Unless there are “forces” that act on behalf of the saver, inertia means that savers pay a minimum amount into a default fund for the whole of their working life. It means that savers of all ages, genders and socio-economic groups have a chance to save into private pension pot, although for many it may not be as much as they need to enjoy the type of retirement they might aspire to.
There are two ways to change the outcome for savers. The first is to alter the direction for everyone. A provider can change the default contribution rates and the returns on default arrangements, this changes the outcome for those who remain on the default track to retirement. This has proven challenging to date. As automatic enrolment has gathered momentum it has become more difficult to alter its course.
International comparisons
The market for default funds has developed based on price, with an allowance for investment costs around five times less than in Australia, where automatic enrolment was implemented in 1992. The new Value for Money Framework will be key in promoting a focus on returns net of charges, while the Mansion House Compact and Accord evidence the readiness of signatories to invest in wider assets, in the interest of members and where they have the opportunity to do so.
Changes to default contribution levels, which will reach 12% in Australia this year, were pencilled in for the UK in the mid 2020’s. They would see contributions from the first pound earned and for employees aged 18 or more, but affordability is a concern for both employees and employers. The upcoming Pension Adequacy Review will provide an opportunity to consider when and how changes to default contribution levels will be implemented. We would hope to see a clear plan, to deliver certainty for employers and employees.
Longer term, we need to accept that we can’t emulate some of Australia’s successes, if we collectively contribute just two thirds of the contributions. The Pension Adequacy Review will also provide an opportunity to look beyond the next few years and set a longer-term roadmap.
Nudges
The second way to alter the outcome, is to apply nudges to change the direction of individuals or schemes. There are many employers who recognise the risks associated with a workforce who cannot afford to give up paid work. They encourage their employees to pay more into their pension scheme and they have governance committees in place, or operate their own occupational pension scheme, to focus on the value delivered by their scheme.
Similarly, there are employees who choose to make their own decisions. The FCA’s targeted support proposals provide an opportunity to help this cohort of savers make good decisions, driving better outcomes, tailored to their individual needs.
Retirement decisions
Inertia’s straight-line approach currently crashes headlong into retirement, because there is no clear straight line through retirement.
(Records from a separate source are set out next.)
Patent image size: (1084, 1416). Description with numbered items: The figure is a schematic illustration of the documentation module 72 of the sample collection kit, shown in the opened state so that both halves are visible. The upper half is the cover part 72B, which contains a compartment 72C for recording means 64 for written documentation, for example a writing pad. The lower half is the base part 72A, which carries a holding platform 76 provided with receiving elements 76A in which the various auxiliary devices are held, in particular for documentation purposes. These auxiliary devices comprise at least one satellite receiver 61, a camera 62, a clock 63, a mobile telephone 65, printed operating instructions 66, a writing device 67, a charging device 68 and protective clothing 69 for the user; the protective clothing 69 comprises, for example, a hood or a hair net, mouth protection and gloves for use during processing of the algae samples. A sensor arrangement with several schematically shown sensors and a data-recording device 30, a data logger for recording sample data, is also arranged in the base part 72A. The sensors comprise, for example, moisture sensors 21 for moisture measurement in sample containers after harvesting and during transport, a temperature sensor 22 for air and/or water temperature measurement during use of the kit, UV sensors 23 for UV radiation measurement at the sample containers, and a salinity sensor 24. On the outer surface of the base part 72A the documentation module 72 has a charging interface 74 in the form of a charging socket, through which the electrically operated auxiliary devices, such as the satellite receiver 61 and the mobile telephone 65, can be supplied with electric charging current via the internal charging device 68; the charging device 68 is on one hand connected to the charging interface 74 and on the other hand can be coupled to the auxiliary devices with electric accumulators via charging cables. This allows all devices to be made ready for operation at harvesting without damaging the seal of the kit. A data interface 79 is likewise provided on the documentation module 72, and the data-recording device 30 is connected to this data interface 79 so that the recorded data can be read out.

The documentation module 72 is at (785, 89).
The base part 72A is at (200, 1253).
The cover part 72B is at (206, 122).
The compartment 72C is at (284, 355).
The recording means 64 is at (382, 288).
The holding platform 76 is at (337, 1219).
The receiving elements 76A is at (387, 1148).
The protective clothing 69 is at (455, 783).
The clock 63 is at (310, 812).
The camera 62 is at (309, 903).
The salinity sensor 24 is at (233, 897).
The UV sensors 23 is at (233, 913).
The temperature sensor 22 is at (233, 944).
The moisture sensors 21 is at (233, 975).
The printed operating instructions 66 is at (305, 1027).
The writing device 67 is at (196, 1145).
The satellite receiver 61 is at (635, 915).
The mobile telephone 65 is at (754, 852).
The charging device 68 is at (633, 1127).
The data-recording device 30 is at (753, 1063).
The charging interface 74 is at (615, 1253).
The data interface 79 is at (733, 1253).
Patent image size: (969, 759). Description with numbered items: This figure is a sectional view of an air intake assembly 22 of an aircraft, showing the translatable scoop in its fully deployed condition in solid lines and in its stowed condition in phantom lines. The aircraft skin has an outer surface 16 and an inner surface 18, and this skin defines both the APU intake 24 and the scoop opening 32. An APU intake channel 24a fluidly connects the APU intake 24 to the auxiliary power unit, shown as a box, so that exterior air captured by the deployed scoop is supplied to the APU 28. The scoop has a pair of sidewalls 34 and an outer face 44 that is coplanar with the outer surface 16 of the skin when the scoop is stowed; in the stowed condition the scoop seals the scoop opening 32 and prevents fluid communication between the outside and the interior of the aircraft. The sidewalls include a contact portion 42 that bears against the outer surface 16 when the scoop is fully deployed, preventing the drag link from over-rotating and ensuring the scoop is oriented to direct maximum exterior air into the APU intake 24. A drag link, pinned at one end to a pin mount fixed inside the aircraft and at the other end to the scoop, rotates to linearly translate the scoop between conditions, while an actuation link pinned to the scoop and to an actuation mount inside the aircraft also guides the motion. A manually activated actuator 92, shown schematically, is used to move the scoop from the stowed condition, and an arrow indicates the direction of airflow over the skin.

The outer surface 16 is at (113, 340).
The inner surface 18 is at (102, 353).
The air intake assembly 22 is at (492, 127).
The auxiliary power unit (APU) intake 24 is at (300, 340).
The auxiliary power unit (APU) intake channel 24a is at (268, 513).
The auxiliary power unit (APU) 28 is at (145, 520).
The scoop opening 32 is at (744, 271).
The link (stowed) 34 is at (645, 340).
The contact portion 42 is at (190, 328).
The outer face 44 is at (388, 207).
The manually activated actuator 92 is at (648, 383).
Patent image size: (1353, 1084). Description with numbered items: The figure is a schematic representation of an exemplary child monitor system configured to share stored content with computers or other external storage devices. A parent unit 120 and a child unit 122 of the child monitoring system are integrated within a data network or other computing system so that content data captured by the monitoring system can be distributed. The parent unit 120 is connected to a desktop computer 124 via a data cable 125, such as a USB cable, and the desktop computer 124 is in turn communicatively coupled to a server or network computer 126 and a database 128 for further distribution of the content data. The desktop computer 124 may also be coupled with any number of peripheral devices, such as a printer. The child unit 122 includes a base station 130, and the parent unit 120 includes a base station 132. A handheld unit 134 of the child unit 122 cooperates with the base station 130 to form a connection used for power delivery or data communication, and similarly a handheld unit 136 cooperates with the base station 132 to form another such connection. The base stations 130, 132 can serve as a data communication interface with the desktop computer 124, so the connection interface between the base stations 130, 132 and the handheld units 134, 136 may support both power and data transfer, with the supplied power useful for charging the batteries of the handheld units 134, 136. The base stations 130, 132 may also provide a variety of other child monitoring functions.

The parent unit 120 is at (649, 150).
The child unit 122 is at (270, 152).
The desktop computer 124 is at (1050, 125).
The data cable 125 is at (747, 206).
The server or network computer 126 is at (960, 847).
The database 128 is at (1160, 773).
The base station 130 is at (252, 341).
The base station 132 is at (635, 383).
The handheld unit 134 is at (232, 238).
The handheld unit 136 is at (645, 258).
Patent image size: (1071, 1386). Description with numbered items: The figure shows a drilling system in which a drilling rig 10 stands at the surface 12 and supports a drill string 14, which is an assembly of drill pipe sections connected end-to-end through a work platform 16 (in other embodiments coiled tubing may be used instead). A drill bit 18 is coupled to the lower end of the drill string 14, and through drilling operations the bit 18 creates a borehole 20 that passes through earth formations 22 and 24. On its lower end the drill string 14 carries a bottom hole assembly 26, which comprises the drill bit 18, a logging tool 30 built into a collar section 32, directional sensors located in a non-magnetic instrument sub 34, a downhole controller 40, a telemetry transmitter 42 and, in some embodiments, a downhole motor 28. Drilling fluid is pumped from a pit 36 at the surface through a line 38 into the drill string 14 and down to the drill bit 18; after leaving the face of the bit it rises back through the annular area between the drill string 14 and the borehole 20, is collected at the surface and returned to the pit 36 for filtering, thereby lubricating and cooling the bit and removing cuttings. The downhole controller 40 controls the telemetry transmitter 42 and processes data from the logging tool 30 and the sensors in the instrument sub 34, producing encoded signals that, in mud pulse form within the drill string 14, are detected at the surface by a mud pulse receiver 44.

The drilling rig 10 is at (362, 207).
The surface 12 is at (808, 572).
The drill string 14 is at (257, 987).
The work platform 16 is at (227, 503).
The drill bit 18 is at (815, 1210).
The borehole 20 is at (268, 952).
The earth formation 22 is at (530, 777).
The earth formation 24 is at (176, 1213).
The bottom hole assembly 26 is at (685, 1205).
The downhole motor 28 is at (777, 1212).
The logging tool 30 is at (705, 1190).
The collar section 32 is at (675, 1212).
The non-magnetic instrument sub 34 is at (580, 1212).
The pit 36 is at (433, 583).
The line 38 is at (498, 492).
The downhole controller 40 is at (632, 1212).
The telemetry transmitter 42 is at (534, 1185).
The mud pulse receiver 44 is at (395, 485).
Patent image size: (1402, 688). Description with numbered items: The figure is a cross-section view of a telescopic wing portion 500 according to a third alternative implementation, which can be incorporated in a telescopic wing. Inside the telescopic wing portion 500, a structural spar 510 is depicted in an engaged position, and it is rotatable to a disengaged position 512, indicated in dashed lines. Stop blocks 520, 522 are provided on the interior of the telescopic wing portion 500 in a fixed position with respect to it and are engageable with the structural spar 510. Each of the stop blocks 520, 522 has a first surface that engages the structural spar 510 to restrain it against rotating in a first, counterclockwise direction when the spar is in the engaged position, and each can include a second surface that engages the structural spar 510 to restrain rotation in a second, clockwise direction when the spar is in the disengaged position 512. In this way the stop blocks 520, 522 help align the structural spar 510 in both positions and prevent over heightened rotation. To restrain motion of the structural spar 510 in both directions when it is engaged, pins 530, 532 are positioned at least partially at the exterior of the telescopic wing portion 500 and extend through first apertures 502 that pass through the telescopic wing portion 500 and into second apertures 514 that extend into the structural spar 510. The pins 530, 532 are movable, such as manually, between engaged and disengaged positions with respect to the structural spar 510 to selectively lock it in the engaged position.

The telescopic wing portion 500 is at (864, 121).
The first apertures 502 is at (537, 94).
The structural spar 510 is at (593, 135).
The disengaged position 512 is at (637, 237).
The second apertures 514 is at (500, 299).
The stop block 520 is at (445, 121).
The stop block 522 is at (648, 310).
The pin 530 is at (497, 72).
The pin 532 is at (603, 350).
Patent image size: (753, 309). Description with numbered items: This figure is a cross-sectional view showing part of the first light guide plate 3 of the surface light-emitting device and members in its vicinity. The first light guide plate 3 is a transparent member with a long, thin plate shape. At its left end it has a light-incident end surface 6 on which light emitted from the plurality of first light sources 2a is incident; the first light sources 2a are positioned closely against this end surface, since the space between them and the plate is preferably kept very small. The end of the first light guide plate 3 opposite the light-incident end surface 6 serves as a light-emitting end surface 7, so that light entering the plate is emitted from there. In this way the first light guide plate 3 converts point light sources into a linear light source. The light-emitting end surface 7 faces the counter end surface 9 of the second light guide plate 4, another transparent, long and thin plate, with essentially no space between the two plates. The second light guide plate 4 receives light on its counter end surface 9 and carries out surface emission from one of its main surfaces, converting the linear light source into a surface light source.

Wants and needs prompt people to make a choice, but of course inertia and human behaviour tend to find a way to continue the straight line of minimal decision making. The FCA’s Retirement Income Data shows that 50% of pots were taken as cash in 2023/24, while Aviva and Age UK’s report “Managing Money in Mid-Retirement” revealed that many retirees hadn’t considered shopping around for their drawdown or annuity provider. The straight line of inertia currently leads toward encashment and in-scheme solutions.
The DWP will aim to change this by requiring a default income solution that is subject to value for money requirements. 'Flex first and fix later’ solutions, may continue the straight line of inertia into retirement, but we mustn’t give up on individual engagement. Individual retirement income needs are incredibly diverse, driven by past employment patterns, health, wealth, family circumstances, housing tenure and more.
A default may be better than the current inertia driven solutions, but our goal must be for people to make an informed and active choice based on their own needs. That means continuing to focus on individual nudges through the provision of information, by implementing targeted support and encouraging people to seek advice where it is appropriate. Only then can we maximise the value people get from a lifetime of saving.